Defendants are ORDERED to timely file an appropriate responsive pleading to the Complaint and shall not waive filing a reply pursuant to 42 U.S.C. Section 1997e(g).
Further, this entire matter is REFERRED to a United States Magistrate Judge for disposition, as contemplated by Local Rule 72.2(b)(3) and 28 U.S.C. § 636(c), should all the parties consent to such a referral.
IT IS FURTHER ORDERED that if judgment is rendered against Plaintiff, and the judgment includes the payment of costs under Section 1915, Plaintiff will be required to pay the full amount of the costs, regardless of whether his application to proceed in forma pauperis is granted. See 28 U.S.C. § 1915(f)(2)(A).
Finally, Plaintiff is ADVISED that he is under a continuing obligation to keep the Clerk of Court and each opposing party informed of any change in his address; the Court will not independently investigate his whereabouts. This shall be done in writing and not later than 7 days after a transfer or other change in address occurs.
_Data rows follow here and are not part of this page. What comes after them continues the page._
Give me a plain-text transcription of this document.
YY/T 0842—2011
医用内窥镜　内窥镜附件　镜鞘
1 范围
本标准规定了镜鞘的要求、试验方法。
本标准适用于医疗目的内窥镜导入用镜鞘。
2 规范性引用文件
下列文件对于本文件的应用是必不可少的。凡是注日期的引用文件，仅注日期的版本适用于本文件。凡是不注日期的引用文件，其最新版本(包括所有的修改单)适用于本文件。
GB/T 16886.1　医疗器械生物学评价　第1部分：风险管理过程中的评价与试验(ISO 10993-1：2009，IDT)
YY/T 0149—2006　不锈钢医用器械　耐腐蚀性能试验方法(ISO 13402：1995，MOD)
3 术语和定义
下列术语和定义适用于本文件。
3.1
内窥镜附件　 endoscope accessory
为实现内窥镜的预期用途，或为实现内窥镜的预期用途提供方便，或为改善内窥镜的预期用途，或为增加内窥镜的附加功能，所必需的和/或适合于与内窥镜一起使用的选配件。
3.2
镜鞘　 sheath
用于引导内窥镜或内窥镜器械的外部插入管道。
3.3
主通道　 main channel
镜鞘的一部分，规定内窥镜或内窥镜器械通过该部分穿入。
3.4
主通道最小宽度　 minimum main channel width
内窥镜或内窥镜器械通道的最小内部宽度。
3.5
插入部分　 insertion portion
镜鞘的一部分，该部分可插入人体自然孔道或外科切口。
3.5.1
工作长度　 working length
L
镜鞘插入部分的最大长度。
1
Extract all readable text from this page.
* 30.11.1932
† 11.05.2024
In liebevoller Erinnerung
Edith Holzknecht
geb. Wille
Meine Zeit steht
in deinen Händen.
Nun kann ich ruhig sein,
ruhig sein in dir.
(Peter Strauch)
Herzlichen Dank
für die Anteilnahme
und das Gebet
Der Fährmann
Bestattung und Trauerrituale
Failure to comply with this order will cause a delay in the transmission of court documents and may result in dismissal of this action for want of prosecution. See FED. R. CIV. P. 41(b).
IT IS SO ORDERED.
DATED: January 4, 2019
/s/ _________
NANCY J. ROSENSTENGEL
United States District Judge
Notice to Plaintiff
The Court will take the necessary steps to notify the appropriate defendants of your lawsuit and serve them with a copy of your complaint. After service has been achieved, the defendants will enter their appearance and file an Answer to your Complaint. It will likely take at least 60 days from the date of this Order to receive the defendants' Answer, but it is entirely possible that it will take 90 days or more. When all the defendants have filed Answers, the Court will enter a Scheduling Order containing important information on deadlines, discovery, and procedures. Plaintiff is advised to wait until counsel has appeared for the defendants before filing any motions, to give the defendants notice and an opportunity to respond to those motions. Motions filed before defendants' counsel has filed an appearance will generally be denied as premature. Plaintiff need not submit any evidence to the Court at this time, unless specifically directed to do so.